Regulierungsdichte und Komplexität mag man bedauern, nach manchem ein teures "Regulierungsmonster". Aber das war eben der Preis für die europaweite Anerkennung der Wertpapierdienstleistungsindustrien, die in einem europäischen Binnenmarkt unerlässlich ist.

Das Börsengesetz ist nunmehr ganz neu gefasst und gestrafft. Das ist sehr zu begrüßen. Der Begriff der Börse ist gesetzlich klargestellt. Die Börsenaufsicht ist gestärkt. Es gibt mehr Transparenz vor und nach dem Handel, ein schwieriger europäischer Kompromiss, amtlicher und geregelter Markt sind künftig zusammengefasst. Die Börsen haben damit breite Gestaltungsmöglichkeiten, wie sie ihre Handelssegmente ausformen. Das bringt mehr Differenzierung und Wettbewerb. Der Freiverkehr bleibt wie bisher privatrechtlich.

Manche Wünsche sind dennoch offengeblieben. Ein Privatisierungswahlrecht für Börsen gibt es nicht. Der Bund ist in Sachen bundeseinheitliche Börsenaufsicht, so in den meisten Nachbarstaaten, vor den Ländern eingeknickt. Die börsen- und die zivilrechtliche Prospekthaftung sind nicht integriert. Die Verjährung bleibt ein Thema.

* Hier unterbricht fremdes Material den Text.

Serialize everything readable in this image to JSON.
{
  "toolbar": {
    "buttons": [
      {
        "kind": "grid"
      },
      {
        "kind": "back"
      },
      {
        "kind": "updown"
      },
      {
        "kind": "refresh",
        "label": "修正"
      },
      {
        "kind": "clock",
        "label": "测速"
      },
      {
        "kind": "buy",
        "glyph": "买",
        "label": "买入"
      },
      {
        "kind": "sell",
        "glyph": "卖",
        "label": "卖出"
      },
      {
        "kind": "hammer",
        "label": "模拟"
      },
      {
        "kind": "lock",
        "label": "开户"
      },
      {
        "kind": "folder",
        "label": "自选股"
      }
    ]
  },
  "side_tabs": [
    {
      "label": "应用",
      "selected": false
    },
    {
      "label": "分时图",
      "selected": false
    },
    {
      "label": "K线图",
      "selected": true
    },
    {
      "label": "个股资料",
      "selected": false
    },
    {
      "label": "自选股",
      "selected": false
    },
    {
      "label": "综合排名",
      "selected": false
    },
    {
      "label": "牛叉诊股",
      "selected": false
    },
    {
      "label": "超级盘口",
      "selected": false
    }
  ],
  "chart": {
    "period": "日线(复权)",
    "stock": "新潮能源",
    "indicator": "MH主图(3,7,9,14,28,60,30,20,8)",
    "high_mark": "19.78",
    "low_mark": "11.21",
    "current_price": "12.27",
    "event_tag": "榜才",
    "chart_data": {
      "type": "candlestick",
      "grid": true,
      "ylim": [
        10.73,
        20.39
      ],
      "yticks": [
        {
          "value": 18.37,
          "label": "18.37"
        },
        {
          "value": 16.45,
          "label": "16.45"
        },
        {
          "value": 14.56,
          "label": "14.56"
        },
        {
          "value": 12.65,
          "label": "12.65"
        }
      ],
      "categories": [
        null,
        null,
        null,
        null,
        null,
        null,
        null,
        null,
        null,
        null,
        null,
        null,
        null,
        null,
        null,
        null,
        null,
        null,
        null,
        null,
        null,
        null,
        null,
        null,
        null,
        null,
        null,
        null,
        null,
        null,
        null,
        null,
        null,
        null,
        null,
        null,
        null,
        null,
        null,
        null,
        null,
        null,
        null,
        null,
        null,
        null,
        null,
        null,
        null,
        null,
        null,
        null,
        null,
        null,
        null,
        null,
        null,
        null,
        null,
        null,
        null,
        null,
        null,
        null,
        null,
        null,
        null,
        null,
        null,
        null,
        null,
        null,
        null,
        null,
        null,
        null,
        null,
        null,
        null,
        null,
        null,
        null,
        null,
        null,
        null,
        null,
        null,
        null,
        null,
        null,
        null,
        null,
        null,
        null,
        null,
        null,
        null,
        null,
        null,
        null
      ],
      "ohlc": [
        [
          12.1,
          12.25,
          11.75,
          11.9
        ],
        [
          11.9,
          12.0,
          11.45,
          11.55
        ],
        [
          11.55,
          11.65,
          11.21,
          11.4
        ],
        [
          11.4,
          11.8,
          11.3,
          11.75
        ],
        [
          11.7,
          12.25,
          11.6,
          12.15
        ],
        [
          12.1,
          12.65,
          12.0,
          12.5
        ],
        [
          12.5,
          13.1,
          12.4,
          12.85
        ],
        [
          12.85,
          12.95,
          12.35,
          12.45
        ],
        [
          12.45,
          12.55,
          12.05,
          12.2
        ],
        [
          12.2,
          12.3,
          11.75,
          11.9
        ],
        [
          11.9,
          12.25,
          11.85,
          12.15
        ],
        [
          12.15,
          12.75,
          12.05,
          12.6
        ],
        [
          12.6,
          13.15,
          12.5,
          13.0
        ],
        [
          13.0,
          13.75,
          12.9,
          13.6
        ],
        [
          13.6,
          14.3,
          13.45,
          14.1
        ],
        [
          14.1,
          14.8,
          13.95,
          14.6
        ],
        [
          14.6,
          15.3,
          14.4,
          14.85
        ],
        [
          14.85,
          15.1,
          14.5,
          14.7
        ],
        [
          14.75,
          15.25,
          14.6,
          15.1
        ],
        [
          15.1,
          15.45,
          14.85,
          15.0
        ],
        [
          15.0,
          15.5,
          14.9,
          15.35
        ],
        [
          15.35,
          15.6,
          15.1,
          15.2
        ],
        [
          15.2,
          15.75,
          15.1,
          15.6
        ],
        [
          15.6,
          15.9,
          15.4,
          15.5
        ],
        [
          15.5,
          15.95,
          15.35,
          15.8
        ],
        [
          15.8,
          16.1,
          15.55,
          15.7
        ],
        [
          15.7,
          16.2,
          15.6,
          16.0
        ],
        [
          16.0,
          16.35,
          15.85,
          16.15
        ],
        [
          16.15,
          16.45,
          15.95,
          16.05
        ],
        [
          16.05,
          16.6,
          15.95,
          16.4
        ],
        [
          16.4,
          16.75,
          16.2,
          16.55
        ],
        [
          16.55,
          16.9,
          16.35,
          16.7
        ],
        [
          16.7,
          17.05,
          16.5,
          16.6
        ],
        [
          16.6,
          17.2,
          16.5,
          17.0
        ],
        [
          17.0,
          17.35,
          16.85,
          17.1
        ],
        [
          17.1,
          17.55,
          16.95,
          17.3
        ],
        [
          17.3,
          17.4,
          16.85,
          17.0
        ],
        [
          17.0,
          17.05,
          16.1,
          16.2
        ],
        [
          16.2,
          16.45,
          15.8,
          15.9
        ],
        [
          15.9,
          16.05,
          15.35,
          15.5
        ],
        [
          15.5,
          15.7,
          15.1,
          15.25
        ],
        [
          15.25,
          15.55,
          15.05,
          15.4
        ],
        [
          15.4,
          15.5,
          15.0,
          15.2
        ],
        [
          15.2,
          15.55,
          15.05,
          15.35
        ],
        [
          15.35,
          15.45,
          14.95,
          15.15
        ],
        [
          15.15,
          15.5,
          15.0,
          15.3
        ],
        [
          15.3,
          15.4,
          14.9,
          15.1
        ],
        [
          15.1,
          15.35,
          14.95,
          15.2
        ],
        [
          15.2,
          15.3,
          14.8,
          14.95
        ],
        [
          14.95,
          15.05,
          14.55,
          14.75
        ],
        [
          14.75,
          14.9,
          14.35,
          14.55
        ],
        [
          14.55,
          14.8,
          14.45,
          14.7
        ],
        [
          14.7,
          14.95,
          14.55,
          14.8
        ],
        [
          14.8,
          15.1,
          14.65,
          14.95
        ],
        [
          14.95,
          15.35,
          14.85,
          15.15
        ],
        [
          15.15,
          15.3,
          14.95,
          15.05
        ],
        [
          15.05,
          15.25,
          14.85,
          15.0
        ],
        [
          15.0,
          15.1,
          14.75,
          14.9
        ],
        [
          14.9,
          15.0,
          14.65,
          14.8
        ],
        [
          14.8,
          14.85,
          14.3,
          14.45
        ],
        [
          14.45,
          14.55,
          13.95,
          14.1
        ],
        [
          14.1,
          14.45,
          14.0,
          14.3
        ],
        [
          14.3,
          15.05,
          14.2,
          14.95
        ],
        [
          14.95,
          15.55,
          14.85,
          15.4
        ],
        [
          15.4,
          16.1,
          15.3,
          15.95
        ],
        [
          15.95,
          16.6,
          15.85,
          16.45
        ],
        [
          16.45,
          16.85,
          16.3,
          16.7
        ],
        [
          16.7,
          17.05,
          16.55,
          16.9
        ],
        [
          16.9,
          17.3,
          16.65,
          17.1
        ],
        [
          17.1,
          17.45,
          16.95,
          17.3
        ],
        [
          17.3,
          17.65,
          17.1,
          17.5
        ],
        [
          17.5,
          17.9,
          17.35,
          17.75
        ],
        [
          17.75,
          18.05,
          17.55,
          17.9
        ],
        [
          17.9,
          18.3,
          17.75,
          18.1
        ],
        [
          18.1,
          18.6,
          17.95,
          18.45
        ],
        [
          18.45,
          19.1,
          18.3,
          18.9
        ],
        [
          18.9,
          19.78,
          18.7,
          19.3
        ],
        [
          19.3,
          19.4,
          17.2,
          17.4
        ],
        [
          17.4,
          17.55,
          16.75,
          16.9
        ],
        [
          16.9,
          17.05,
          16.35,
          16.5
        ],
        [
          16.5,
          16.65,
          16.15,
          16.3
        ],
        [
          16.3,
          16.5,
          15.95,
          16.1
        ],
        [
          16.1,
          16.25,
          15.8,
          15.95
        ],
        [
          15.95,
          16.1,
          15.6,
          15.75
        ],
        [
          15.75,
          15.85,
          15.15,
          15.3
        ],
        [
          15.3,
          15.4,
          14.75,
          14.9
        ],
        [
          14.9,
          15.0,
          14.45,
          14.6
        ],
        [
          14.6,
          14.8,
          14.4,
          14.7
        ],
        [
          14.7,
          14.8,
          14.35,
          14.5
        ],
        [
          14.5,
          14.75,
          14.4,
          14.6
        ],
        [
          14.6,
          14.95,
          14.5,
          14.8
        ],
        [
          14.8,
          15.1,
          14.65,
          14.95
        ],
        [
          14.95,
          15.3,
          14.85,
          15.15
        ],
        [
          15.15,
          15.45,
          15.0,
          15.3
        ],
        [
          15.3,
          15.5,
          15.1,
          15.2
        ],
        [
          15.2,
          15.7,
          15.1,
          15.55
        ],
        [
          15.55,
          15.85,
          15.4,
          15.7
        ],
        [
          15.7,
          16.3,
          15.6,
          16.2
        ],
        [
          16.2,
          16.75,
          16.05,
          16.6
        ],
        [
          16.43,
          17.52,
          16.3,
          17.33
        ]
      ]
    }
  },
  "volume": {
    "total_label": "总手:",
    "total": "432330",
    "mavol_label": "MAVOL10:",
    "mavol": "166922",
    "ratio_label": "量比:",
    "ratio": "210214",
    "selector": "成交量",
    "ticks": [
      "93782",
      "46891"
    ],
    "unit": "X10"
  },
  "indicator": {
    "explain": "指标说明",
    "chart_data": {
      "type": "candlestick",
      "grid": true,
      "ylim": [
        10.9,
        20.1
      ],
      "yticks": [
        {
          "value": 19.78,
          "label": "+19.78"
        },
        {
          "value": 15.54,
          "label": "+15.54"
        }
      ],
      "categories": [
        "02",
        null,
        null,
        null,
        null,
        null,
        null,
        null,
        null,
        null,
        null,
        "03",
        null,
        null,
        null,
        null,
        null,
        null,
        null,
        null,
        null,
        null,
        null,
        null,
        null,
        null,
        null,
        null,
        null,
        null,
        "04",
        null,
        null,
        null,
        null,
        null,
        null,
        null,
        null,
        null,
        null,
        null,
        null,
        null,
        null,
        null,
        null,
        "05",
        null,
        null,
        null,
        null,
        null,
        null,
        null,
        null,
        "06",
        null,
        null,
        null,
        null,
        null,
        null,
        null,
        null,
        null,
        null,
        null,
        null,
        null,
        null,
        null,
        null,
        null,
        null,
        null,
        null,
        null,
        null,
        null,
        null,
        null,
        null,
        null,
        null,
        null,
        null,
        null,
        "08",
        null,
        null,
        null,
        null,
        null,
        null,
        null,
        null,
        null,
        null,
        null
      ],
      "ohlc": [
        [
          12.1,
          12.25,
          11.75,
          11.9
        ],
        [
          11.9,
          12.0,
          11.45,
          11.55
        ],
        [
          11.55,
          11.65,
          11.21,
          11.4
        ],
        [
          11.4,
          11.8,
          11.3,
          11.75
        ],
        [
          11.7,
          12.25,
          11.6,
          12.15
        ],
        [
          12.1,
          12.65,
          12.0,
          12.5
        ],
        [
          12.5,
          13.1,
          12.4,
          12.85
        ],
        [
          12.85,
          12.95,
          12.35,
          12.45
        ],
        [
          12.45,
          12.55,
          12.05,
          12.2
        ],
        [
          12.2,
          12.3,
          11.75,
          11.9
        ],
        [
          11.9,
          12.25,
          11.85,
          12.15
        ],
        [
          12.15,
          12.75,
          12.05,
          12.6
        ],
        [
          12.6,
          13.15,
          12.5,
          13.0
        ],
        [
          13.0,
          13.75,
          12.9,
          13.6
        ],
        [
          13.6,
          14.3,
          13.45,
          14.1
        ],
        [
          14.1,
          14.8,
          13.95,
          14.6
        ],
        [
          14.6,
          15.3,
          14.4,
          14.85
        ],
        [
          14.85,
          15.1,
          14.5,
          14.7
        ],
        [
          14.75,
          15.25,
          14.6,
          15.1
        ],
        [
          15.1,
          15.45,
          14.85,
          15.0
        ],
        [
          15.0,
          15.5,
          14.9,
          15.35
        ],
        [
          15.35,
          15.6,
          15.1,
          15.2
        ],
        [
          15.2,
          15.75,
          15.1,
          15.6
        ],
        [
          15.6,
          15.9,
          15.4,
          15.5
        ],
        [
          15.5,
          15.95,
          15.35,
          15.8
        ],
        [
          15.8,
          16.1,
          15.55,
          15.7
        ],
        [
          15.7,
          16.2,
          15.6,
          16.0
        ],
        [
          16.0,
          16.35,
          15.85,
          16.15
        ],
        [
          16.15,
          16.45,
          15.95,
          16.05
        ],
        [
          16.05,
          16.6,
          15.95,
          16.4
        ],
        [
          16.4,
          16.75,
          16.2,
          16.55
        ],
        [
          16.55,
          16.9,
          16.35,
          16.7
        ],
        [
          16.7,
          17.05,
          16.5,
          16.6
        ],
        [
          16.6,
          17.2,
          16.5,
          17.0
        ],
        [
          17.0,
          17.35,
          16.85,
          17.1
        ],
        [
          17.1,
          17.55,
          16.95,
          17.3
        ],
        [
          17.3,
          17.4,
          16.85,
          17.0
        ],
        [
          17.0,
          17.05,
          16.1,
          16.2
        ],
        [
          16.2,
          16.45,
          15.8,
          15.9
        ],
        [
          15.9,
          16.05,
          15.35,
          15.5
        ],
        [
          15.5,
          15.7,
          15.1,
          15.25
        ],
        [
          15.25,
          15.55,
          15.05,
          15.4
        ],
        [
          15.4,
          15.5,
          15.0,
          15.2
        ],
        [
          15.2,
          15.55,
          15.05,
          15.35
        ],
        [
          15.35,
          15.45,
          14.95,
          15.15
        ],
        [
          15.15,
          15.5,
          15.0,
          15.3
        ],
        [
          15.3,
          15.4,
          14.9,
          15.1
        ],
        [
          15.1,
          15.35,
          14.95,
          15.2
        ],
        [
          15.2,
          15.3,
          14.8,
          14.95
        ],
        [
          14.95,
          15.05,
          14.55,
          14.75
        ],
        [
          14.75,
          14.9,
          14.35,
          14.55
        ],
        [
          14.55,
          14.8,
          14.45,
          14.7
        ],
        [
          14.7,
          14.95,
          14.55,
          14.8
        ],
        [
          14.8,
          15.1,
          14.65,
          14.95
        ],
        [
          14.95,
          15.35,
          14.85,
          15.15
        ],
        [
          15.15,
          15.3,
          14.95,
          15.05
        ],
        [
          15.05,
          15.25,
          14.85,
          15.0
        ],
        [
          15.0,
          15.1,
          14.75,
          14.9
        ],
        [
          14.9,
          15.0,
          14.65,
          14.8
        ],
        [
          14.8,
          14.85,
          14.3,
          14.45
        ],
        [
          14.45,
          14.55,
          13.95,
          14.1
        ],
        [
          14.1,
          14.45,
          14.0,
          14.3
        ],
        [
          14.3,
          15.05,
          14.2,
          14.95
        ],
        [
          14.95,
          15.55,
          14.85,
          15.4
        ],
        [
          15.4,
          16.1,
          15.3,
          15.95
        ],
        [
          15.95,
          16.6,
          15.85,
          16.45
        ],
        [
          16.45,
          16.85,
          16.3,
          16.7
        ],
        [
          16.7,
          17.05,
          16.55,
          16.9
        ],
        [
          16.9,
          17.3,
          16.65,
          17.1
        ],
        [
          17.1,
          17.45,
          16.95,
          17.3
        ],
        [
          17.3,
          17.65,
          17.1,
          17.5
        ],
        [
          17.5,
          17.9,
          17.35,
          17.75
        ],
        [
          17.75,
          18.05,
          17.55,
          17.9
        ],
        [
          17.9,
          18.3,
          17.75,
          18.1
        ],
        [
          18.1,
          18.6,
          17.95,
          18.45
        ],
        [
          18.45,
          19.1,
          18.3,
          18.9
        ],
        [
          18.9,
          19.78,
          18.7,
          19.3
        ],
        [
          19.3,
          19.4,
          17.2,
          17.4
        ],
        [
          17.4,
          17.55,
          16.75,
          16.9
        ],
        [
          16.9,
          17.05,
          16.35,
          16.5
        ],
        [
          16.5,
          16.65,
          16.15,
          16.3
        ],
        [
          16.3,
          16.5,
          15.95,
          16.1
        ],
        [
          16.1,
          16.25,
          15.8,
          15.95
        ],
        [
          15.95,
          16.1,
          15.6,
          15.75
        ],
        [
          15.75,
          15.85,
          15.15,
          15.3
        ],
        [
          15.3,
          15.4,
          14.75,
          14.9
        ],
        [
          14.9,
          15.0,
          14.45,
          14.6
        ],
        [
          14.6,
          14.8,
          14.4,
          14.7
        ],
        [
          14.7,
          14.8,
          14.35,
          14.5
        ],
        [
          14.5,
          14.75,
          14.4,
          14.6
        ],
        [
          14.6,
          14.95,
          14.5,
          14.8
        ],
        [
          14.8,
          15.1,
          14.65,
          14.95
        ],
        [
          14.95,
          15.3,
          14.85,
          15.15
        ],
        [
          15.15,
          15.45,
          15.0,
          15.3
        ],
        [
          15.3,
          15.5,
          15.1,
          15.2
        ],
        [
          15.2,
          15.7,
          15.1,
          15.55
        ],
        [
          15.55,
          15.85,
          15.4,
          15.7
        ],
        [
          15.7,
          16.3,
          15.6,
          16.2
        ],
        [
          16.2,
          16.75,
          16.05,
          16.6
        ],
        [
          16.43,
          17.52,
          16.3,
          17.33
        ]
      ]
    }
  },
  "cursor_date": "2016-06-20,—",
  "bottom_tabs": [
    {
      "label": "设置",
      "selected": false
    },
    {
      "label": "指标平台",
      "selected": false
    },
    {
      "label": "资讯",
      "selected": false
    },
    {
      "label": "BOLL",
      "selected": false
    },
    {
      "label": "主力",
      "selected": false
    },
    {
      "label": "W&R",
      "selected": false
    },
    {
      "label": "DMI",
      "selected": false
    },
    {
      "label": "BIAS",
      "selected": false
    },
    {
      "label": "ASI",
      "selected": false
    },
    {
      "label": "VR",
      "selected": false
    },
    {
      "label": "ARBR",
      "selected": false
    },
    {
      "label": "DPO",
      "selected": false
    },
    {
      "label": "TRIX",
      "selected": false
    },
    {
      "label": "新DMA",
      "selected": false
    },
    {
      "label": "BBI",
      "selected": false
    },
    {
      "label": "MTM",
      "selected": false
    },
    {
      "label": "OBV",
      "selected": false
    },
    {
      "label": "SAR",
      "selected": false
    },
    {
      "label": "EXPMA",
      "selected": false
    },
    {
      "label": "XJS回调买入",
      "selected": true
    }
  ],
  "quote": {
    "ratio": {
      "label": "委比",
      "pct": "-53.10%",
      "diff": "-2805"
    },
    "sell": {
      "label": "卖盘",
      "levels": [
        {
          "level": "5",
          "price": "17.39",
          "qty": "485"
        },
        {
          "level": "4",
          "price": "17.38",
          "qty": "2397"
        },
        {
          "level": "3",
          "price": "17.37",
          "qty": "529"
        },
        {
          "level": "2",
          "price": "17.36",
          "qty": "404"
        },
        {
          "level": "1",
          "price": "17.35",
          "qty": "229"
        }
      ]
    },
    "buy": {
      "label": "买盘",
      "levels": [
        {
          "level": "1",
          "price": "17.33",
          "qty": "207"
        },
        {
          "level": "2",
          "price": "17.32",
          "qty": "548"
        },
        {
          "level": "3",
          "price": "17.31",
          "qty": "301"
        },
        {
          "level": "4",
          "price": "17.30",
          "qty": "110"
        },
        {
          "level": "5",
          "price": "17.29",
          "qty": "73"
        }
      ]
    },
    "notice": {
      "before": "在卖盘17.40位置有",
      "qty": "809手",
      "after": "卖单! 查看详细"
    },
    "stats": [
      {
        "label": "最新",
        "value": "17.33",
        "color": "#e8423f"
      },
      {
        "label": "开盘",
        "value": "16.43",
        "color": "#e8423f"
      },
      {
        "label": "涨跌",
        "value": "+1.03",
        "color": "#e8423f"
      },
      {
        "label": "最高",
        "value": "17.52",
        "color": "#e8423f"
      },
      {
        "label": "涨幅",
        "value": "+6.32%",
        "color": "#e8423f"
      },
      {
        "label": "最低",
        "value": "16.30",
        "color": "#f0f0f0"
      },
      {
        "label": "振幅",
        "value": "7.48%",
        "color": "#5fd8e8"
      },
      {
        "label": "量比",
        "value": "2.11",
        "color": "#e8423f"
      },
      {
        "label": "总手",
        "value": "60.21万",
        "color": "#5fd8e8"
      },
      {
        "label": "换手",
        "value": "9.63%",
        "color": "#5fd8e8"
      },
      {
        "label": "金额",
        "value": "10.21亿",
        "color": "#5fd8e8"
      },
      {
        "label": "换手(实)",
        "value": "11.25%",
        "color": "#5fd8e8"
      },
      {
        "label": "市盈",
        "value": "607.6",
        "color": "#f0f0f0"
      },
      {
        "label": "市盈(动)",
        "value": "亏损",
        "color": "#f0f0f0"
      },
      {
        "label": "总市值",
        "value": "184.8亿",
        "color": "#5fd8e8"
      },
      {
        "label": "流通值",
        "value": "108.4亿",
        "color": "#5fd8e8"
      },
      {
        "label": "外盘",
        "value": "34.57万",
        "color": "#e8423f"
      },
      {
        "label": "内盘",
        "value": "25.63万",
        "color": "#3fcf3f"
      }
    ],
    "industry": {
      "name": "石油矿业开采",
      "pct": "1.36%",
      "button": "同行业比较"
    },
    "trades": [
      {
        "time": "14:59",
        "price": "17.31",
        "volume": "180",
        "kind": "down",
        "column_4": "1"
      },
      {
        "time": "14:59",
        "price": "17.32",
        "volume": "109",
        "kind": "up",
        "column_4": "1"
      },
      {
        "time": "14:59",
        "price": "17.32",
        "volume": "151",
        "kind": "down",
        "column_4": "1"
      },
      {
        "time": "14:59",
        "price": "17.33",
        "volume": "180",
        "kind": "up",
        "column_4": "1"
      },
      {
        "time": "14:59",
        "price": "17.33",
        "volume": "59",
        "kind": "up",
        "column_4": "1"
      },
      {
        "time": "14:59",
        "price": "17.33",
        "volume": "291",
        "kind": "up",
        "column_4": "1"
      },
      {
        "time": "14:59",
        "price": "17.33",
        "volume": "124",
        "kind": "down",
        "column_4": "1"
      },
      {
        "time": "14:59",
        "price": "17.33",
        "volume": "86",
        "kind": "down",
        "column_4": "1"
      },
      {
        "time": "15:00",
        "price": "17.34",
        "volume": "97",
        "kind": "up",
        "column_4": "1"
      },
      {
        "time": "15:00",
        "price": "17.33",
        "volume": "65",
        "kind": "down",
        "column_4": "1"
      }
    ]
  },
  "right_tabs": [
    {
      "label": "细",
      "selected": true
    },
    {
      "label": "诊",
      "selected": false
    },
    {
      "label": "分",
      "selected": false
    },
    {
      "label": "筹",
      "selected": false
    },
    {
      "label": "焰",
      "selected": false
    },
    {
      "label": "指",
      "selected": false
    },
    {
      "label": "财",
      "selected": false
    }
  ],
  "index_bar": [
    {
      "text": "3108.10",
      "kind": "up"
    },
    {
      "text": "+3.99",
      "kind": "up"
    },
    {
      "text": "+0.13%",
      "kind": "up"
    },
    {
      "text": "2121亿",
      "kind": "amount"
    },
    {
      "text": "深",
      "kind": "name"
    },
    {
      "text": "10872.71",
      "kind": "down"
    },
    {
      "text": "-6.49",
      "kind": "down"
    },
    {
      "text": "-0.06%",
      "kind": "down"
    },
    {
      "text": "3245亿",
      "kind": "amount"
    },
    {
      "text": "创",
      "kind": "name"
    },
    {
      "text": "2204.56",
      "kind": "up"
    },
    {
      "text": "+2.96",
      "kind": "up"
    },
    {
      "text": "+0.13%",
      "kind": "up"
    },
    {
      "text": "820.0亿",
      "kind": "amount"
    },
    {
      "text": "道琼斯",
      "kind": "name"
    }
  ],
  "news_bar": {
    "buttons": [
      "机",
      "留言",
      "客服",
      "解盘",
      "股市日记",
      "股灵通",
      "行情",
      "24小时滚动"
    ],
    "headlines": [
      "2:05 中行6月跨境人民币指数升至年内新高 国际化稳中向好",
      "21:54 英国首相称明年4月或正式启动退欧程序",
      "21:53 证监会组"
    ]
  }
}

Die zahlreichen Änderungen im Wertpapierhandelsgesetz betreffen vor allem den Anwendungsbereich (inklusive der Anlageberatung), die Transparenzanforderungen für Handelsplattformen (Vor- und Nachhandelstransparenz) und die Ausführung von Wertpapiergeschäften. Wertpapierdienstleistungsunternehmen unterliegen ganz erheblich verschärften Anforderungen an Organisation und Verhalten. Die Privatanleger werden künftig durch Best Execution nach Qualität und Kosten und durch Erkundigungs- und Informationspflichten noch mehr geschützt, unter anderem bei Interessenkonflikten und Kick-backs. Einzelne Lücken bleiben, z. B. bei den Fondsvermittlern und bei geschlossenen Fonds.

Fazit: Eine neue Ära für den Wertpapierhandel hat begonnen - komplexer, teurer, aber insgesamt besser und europäischer. Dringend tut jetzt eine Konsolidierungsphase not.